Nowhere has China more clearly repudiated a prevailing aspect of the international order than with its rejection of the Law of the Sea regime. China is a signatory to UNCLOS and helped to craft some of its most important features. It now holds a widely rejected interpretation of key provisions, despite the fact that Beijing did not raise these issues before acceding to the treaty.

China has more obviously flouted UNCLOS as its power has grown. In the early-to-mid 2000s, Beijing began interfering with U.S. military vessels and aircraft exercising their rights under the convention near Chinese shores. It later became more assertive about its own claims to distant islands, most notably ejecting the Philippines from Scarborough Shoal in 2012. It has formally submitted its dubious “Nine-Dash Line” maritime boundary to the United Nations in an attempt to legitimize this far-flung claim, but it refused to take part in an international court case brought by the Philippines under UNCLOS. Beijing insists that the court has no jurisdiction, despite widespread consensus to the contrary.

In addition, China has employed coercion in ways that violate its 2002 Declaration on Conduct with ASEAN. Following its rapid-fire construction of artificial landmasses in the Spratly Islands, for example, Beijing has attempted to impose so-called “military alert zones” in the seas and skies of the South China Sea, contravening international law. As it has taken these steps, Beijing has preferred to keep its long-term intentions ambiguous. It has eroded existing maritime regimes and rules without either leaving UNCLOS or offering replacements.


CHINA FIRMLY rejects most aspects of the international human-rights order, one that is rooted in respect for fundamental liberties and the democratic process. It is party to the International Covenant on Civil and Political Rights, for example, but clearly transgresses that document’s commitments to freedom of thought and religion, freedom of expression and right to peaceful assembly. Indeed, China’s own constitution enshrines freedoms of press, religion, speech and association, but Beijing routinely flouts these in its treatment of its own citizens. Whether at home or in its support for autocracies such as North Korea, Beijing tends to elevate the norm of sovereignty over those human-rights principles to which it has formally assented.

While its transgressions against prevailing human-rights norms were for decades largely a domestic affair, China’s increasing global weight means that it is now an issue in international fora. Beijing has taken a strong stance against the emerging “Responsibility to Protect” doctrine, which elevates the protection of individuals against atrocities above the traditional sovereign norm against outside interference. Notably, China has joined Russia in vetoing four Security Council resolutions that provided for international intervention in the devastating Syrian civil war.

In addition, China has sought to rewrite the rules of Internet governance. It is attempting to move them away from the multistakeholder approach that involves businesses, civil society, research institutions and governments, toward a state-centric “Internet sovereignty” approach that would give governments a freer hand to restrict the flow of online communications. Xi Jinping has stated that “freedom and order are both necessary in cyberspace,” and Beijing has used major international Internet-governance summits to enlist other autocracies (such as Russia and Iran) in its efforts, putting it in direct competition with the United States and leading democracies.

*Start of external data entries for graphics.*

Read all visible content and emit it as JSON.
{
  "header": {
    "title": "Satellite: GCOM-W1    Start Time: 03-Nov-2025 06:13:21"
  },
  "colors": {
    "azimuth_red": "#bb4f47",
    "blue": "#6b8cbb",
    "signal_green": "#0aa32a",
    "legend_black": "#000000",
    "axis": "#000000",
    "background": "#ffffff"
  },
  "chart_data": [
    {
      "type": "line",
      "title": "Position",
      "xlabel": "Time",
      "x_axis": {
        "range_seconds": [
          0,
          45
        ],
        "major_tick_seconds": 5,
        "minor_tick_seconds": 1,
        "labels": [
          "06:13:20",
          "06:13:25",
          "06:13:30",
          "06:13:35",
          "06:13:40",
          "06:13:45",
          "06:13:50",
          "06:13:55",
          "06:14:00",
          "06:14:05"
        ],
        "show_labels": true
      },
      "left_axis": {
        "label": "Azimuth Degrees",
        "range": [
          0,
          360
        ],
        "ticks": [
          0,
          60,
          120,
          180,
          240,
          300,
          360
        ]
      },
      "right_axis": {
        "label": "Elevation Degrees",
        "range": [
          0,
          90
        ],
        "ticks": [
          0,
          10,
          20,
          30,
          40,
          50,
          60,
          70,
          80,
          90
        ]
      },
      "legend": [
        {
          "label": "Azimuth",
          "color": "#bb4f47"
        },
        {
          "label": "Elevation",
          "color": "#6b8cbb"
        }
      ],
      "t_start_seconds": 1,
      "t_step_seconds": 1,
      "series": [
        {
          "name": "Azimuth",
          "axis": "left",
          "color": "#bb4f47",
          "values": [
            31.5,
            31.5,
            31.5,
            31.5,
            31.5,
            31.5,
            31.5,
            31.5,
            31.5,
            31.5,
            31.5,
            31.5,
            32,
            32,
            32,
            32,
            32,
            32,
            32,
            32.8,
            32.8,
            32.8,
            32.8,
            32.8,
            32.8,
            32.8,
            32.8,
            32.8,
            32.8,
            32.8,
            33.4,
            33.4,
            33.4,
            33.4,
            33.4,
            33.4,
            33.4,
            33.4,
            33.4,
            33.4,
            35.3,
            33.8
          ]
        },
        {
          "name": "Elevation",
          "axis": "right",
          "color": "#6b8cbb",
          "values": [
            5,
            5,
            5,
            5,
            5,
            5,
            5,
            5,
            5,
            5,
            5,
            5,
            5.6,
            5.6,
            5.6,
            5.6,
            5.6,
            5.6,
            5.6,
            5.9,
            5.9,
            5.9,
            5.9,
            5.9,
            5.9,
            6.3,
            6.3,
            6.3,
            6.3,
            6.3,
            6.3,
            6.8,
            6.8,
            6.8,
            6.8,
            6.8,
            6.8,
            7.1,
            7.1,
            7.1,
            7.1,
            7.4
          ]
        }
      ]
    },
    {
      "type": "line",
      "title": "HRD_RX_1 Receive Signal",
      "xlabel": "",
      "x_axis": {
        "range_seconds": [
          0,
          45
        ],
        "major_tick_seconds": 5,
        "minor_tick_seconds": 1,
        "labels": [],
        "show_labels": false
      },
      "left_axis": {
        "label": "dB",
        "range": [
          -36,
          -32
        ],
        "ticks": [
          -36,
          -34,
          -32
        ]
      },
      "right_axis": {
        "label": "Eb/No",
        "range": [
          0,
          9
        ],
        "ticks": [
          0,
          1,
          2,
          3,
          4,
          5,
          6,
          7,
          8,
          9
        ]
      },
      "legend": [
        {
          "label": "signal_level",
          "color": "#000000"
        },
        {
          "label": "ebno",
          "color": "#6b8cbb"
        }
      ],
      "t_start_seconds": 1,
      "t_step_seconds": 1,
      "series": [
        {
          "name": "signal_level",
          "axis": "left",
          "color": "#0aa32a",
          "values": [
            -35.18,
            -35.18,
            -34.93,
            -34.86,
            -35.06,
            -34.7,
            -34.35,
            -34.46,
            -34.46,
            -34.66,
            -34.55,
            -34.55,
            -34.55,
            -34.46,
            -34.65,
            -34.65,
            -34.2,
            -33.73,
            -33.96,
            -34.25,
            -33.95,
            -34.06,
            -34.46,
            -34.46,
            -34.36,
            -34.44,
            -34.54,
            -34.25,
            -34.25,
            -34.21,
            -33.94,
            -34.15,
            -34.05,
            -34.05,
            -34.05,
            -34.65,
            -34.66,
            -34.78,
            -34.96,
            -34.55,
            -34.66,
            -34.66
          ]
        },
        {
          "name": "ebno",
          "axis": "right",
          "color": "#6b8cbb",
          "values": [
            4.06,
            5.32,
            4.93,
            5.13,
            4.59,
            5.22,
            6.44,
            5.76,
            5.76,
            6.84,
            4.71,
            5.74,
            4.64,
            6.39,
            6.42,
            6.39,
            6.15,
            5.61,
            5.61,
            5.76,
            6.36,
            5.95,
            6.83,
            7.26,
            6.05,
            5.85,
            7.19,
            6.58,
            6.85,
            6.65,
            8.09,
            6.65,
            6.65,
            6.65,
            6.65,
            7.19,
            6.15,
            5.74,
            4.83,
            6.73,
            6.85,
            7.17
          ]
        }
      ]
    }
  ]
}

THE BUILDING blocks of the current international system have served the United States and other nations extraordinarily well, and they are worth preserving, defending and extending. But there is no single international order to be saved, and should American policymakers wish to enlist China as a responsible stakeholder in its multitudinous components they must develop not one approach but many. Developing a granular appreciation for Beijing’s evolving disposition and building strategies informed by it are urgent tasks for the U.S. government. In the meantime, some policy prescriptions flow naturally from a broader understanding of world order and a closer analysis of Chinese behavior.